动物实验,染色体敲除 z-bo 2020-09-04 386

　　A research paper jointly completed by Yang Hui’s research group from the Institute of Neuroscience, Shanghai Institutes for Biological Sciences, Chinese Academy of Sciences, Center for Excellence in Brain Science and Intelligent Technology, and Hu Jiazhi Laboratory of Peking University, uses CRISPR/Cas9-mediated gene editing technology to knock out target chromosomes "" as the title, published in "Genome Biology". This research introduces a new application of CRISPR/Cas9 technology, that is, in cells, embryos or in vivo tissues, multiple DNA shears are performed on target chromosomes to selectively eliminate single chromosomes. CRISPR/Cas9-mediated elimination of target chromosomes provides new strategies and methods for the establishment of animal models and the treatment of aneuploidy diseases.

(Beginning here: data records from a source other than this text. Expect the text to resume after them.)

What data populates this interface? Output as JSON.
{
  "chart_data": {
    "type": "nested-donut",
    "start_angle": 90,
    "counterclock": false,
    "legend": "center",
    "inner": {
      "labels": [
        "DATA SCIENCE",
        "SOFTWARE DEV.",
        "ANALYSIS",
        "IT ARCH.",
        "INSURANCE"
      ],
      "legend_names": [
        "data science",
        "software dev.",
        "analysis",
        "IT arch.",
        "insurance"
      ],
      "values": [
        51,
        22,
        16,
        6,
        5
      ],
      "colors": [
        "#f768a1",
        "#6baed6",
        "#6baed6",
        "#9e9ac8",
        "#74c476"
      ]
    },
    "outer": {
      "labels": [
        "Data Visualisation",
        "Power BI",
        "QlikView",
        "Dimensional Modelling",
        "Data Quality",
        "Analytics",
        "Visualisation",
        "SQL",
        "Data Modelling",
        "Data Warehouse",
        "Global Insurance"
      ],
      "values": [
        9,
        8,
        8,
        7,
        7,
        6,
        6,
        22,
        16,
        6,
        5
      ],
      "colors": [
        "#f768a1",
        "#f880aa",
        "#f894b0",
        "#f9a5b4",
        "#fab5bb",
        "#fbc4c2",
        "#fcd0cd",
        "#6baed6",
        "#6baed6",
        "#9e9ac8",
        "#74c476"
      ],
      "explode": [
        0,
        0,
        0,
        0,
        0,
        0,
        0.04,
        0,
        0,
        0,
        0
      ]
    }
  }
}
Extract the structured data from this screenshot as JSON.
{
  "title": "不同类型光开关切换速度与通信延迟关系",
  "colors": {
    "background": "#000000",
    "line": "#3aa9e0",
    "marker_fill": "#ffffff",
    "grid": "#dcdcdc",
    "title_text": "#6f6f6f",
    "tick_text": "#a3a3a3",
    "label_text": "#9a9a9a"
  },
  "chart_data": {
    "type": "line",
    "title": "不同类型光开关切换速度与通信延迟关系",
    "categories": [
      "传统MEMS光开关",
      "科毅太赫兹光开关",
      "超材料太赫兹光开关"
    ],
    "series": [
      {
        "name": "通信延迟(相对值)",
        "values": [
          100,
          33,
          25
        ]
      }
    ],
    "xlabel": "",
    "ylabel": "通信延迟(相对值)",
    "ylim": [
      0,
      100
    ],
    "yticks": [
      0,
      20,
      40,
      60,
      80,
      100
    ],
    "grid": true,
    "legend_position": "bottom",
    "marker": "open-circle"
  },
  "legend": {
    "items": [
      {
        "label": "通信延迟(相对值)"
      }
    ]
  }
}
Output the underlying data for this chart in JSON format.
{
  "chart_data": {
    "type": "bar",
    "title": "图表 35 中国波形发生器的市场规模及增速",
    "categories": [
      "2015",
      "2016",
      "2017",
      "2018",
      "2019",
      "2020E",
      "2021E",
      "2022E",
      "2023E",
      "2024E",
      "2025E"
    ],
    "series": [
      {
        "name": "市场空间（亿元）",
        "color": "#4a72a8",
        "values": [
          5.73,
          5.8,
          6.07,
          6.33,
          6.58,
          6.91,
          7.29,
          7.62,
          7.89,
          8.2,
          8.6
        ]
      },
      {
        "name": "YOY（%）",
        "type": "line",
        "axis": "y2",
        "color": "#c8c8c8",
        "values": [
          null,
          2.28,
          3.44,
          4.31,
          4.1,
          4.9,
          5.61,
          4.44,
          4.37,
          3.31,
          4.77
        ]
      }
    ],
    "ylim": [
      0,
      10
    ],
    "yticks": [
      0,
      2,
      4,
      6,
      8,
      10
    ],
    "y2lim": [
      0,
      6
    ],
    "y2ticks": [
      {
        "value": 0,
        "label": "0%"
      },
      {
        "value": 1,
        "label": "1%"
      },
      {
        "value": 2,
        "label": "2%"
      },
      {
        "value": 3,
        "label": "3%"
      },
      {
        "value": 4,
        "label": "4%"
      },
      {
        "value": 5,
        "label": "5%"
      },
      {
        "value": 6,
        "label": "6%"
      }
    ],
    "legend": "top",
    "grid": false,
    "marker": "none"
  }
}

　　The CRISPR/Cas9 system of

　　type II bacteria consists of Cas9 nuclease and single-stranded guide RNA (sgRNA). It has been transformed into an efficient gene editing tool that can significantly improve the ability to edit the genome. sgRNA guides Cas9 to a specific genomic region, shearing to form a double-stranded DNA gap, which can be repaired by two methods-non-homologous chromosome end joining repair or homologous recombination repair. CRISPR/Cas9 gene editing technology has been applied to produce cells or animals with precise gene mutation, recombination and knockout of chromosome fragments. The researchers asked whether the CRISPR/Cas9 gene editing technology can be used to eliminate entire chromosomes, thereby providing a new way for the establishment of animal models of chromosome deletion and the treatment of aneuploidy diseases.

　　To verify this idea, the researchers first demonstrated that the application of CRISPR/Cas9-mediated multi-site DNA cleavage targeting the Y chromosome can effectively eliminate Y staining of mouse embryonic stem cells. This multi-site splicing can be achieved by targeting a single sgRNA to bind to multiple specific chromosomal sites, or by combining 14 sgRNAs to their respective specific sites. In addition, they also found that mouse X chromosomes, human chromosomes 7 and 14 can be eliminated by this method. More importantly, chromosome 21 in iPS cells from Down syndrome patients can also be specifically eliminated by this method. Therefore, this study confirmed for the first time that sex chromosomes and autosomes can be specifically eliminated by gene editing.

　　The research work has been supported by the National Science and Technology Major Project, the Chinese Academy of Sciences Strategic Leading Science and Technology Project, the National High-Tech R&D Project (863 Project), the National Natural Science Foundation, and the Chinese Academy of Sciences Major Breakthrough.